Friday, November 11, 2011

Cavendish Semiquincentennial: Quilting/Anniversary Quilt

Quilting was very prominent among the early settlers, not only because of the need for warmth, but fabric was expensive to buy and “homespun” was labor intensive. Every scrap had to be saved and “re purposed.”

The Cavendish Historical Society has quite a collection of quilts in the Museum, most of which were most likely made by a group of women to commemorate an event, such as a marriage. The oldest quilt in the collection is from the Civil War era and a recent acquisition.

Teresa Campbell of Lancaster, California was given eight squares by a friend of her husband. A quilter, as well as a genealogist, Campbell traced the squares to Cavendish and donated them in early June.

While we were discussing the Civil War era squares, a number of women and men (a first) in Cavendish, were preparing the 250th Anniversary quilt. When Campbell supplied the names of the quilters- Evey Kendall, Leizzie Kendall, Mrs. Maria Spaulding, Julia A. Davis, Mary Hemminway, Celia A. Davis, and Ella A. Spaulding-it was immediately noted that one of the quilters for Cavendish’s Anniversary quilt, Pang Ting, now lives in the house where the Kendall sisters once resided.

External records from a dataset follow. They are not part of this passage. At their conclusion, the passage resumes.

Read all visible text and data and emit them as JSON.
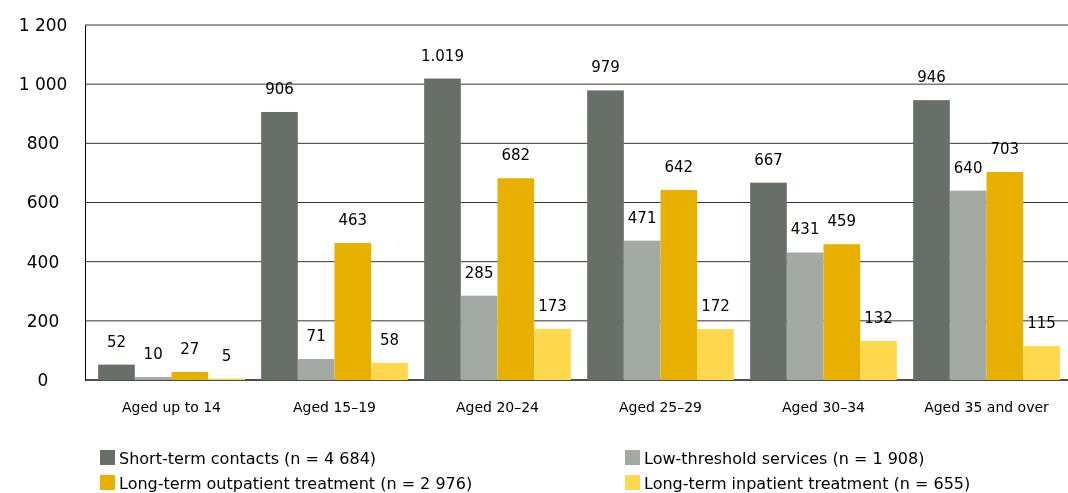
{
  "chart_data": {
    "type": "bar",
    "categories": [
      "Aged up to 14",
      "Aged 15–19",
      "Aged 20–24",
      "Aged 25–29",
      "Aged 30–34",
      "Aged 35 and over"
    ],
    "series": [
      {
        "name": "Short-term contacts (n = 4 684)",
        "color": "#667066",
        "values": [
          52,
          906,
          1019,
          979,
          667,
          946
        ],
        "value_labels": [
          "52",
          "906",
          "1.019",
          "979",
          "667",
          "946"
        ]
      },
      {
        "name": "Low-threshold services (n = 1 908)",
        "color": "#a3aaa3",
        "values": [
          10,
          71,
          285,
          471,
          431,
          640
        ],
        "value_labels": [
          "10",
          "71",
          "285",
          "471",
          "431",
          "640"
        ]
      },
      {
        "name": "Long-term outpatient treatment (n = 2 976)",
        "color": "#e8b000",
        "values": [
          27,
          463,
          682,
          642,
          459,
          703
        ],
        "value_labels": [
          "27",
          "463",
          "682",
          "642",
          "459",
          "703"
        ]
      },
      {
        "name": "Long-term inpatient treatment (n = 655)",
        "color": "#ffd84d",
        "values": [
          5,
          58,
          173,
          172,
          132,
          115
        ],
        "value_labels": [
          "5",
          "58",
          "173",
          "172",
          "132",
          "115"
        ]
      }
    ],
    "ylim": [
      0,
      1200
    ],
    "yticks": [
      0,
      200,
      400,
      600,
      800,
      {
        "value": 1000,
        "label": "1 000"
      },
      {
        "value": 1200,
        "label": "1 200"
      }
    ],
    "grid": "y",
    "legend": "bottom"
  }
}
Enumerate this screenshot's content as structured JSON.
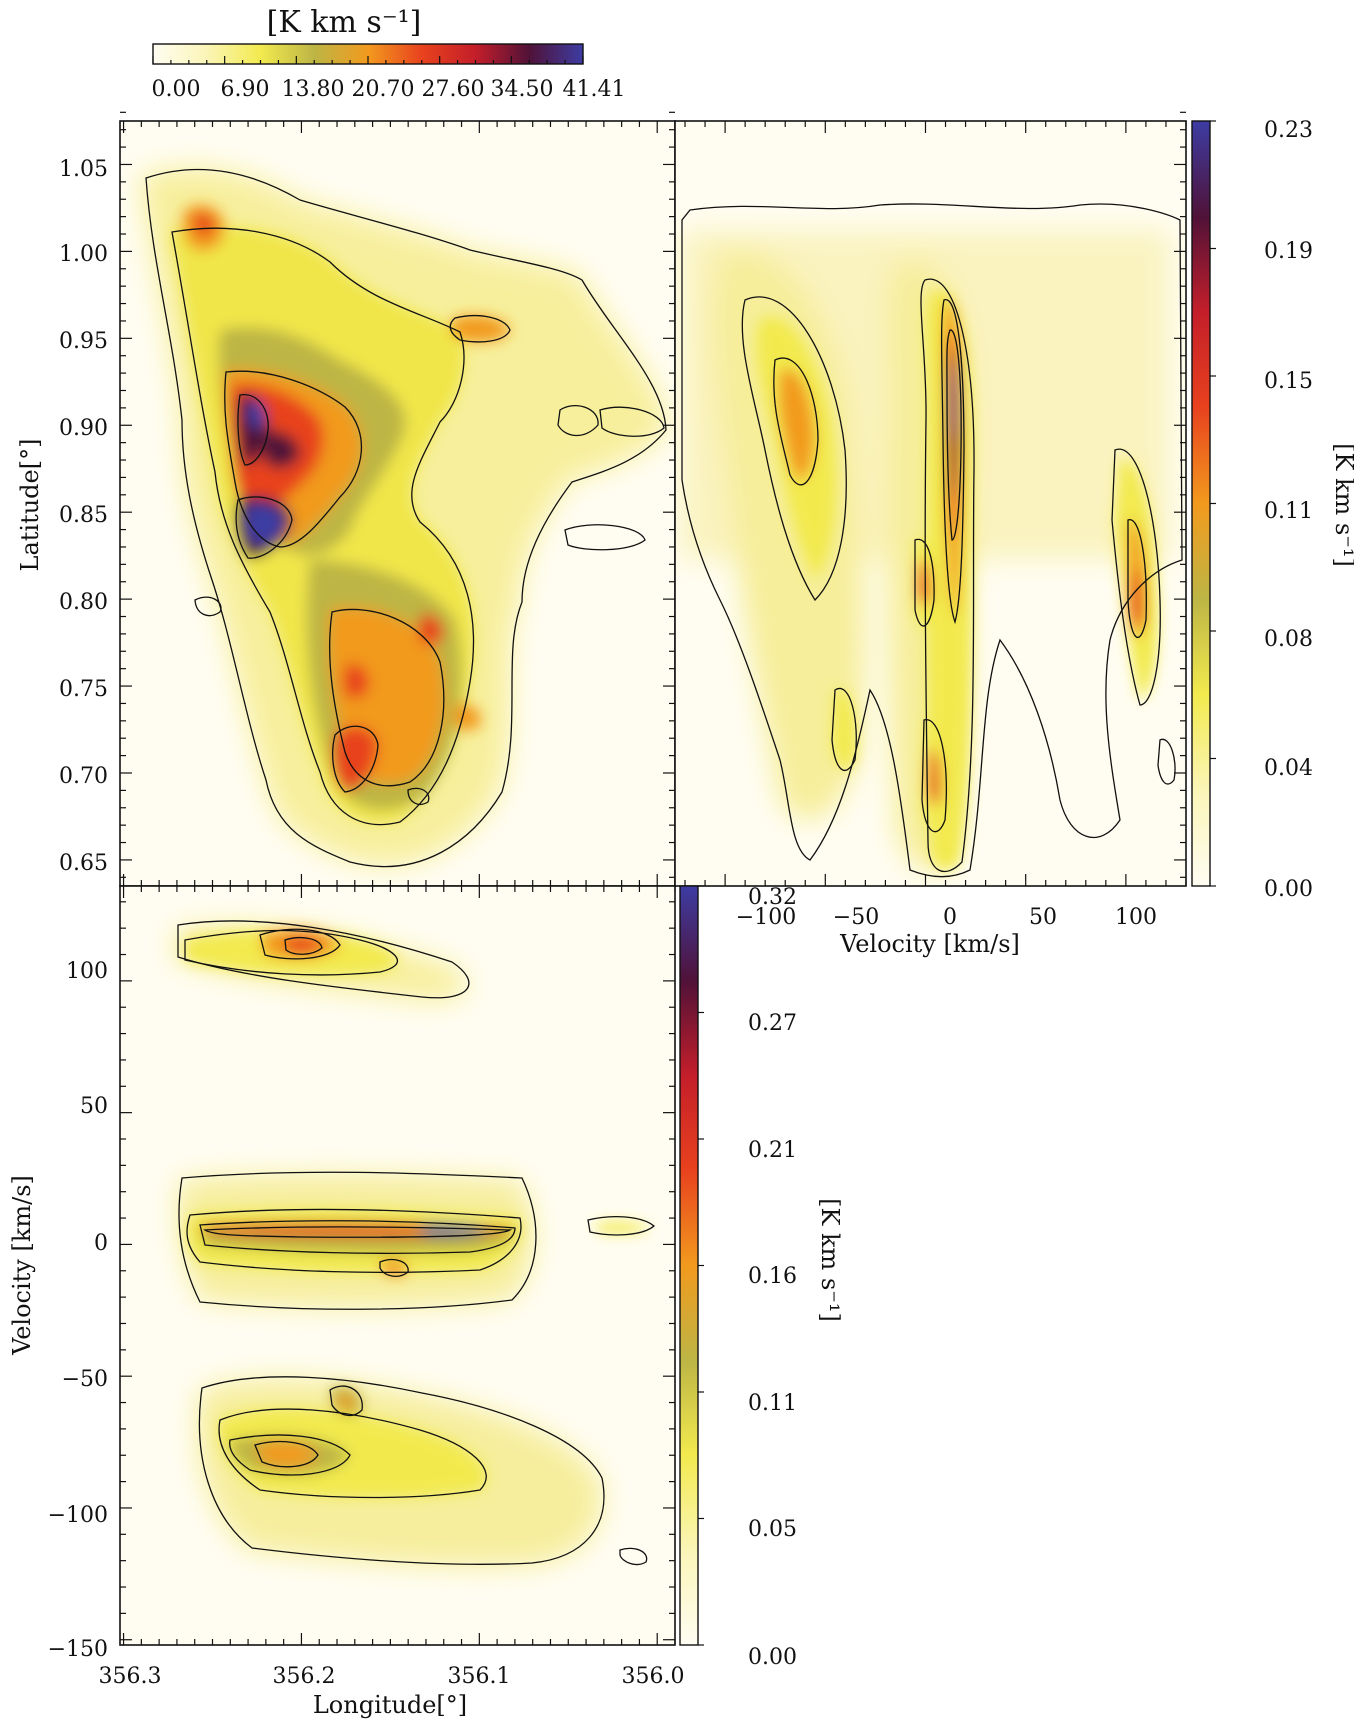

The Cavendish 250th Anniversary Quilt was on display at Old Home Day as well as serving as a backdrop for the play Cavendish Chronicles II: The Early Years. Because the school’s multi purpose room was both the site of the shelter during Irene recovery, and the play, the set was keep up for most of the shelter duration, so many people saw the quilt. Of particular interest was the square made by fiber artist Paulette Martell, which depicted the 1927 flood.

A combination of 14 different people made the 30 squares in the quilt. A variety of techniques were used to create a very unique design. While many of the squares were collaborative efforts, they depicted the town’s history as well as aspects that people thought should be remembered.

In addition to Martell, the quilters included:
• Jackie Blanchard: Raised in Cavendish, she is an award winning quilter. Not only did she transfer a number of photographs of Cavendish onto fabric, she included embroidered squares of the town name and dates, as well as an appliqué flower square.
• Margo Caulfield: From Baltimore, MD, is the coordinator of CHS. She, worked on several squares and choose to remember Phineas Gage, as she has spent many years working in the field of traumatic brain injury.
• Barbara Dickey: A retired researcher, Barbara worked with Wendy Regier and Tess Ellwood to capture the Cavendish countryside through six wildflower squares.
• Tess Ellwood: New to Proctorsville, Tess comes to our community from North Carolina. She is a quilter as well as a weaver. She not only contributed the log cabin square, but was the one who carefully sewed, repieced squares and masterminded the completion of the quilt.
• Gloria Leven: Born in West Virginia, Gloria has been a lover and maker of quilts for many years. She made several squares, including the pieced maple leaf.
• Paulette Martell: Originally from Maine, she is a well known fiber artist and quilter. Who knew her square depicting the 1927 flood would take on such significance?
• Jennifer McBride: A well known textile designer and owner of Jennifer Hoar designs and Soap Baubles, Jen moved to Cavendish from Brooklyn, New York just a few years ago. The bear, moose, tractor, and deer were her designs.
• Mary Ormrod: From Toronto Canada, where she lived in the bush country of Canada at one point, it is not surprising that Mary would choose the Crown Point Road as her quilt square theme
• Becky Plunkard: Growing up in a military family, Becky has lived in many different places. Making the square of the Universalist Church, known locally as “The Stone Church,” she only had to look out her window for inspiration.
• Craig Rankin: A landscape architect from New York, Craig retired to Cavendish in 1979. He was well known for his pen and ink drawings of Cavendish. His rendering of the CHS Museum was transferred to fabric by Jackie Blanchard.
• Lonnie Rankin: The daughter-in-law of Craig Rankin, she spent many happy days on the Rankin Farm and choose that as her theme. .
• Wendy Regier: From New York City, Wendy ahs been a professional weaver for the last 35 years. She made three squares: Marino sheep and loom; the Cavendish Green Marble Quarry (which is near her home) and Alexandra Solzhenitsyn
• Rich Svec: From New Jersey and Town Manager, Svec’s photograph of the town office, as well as the town logo were converted into squares by Jackie Blanchard.
• Pang Ting: From Hong Kong, while Pang may be a fiber artist with a love of paper, she created a one of a kind portrait of Cavendish today by using small pieces of fabric.

The quilt is being preserved and will be available for future generations as one of our town’s remembrances of our anniversary.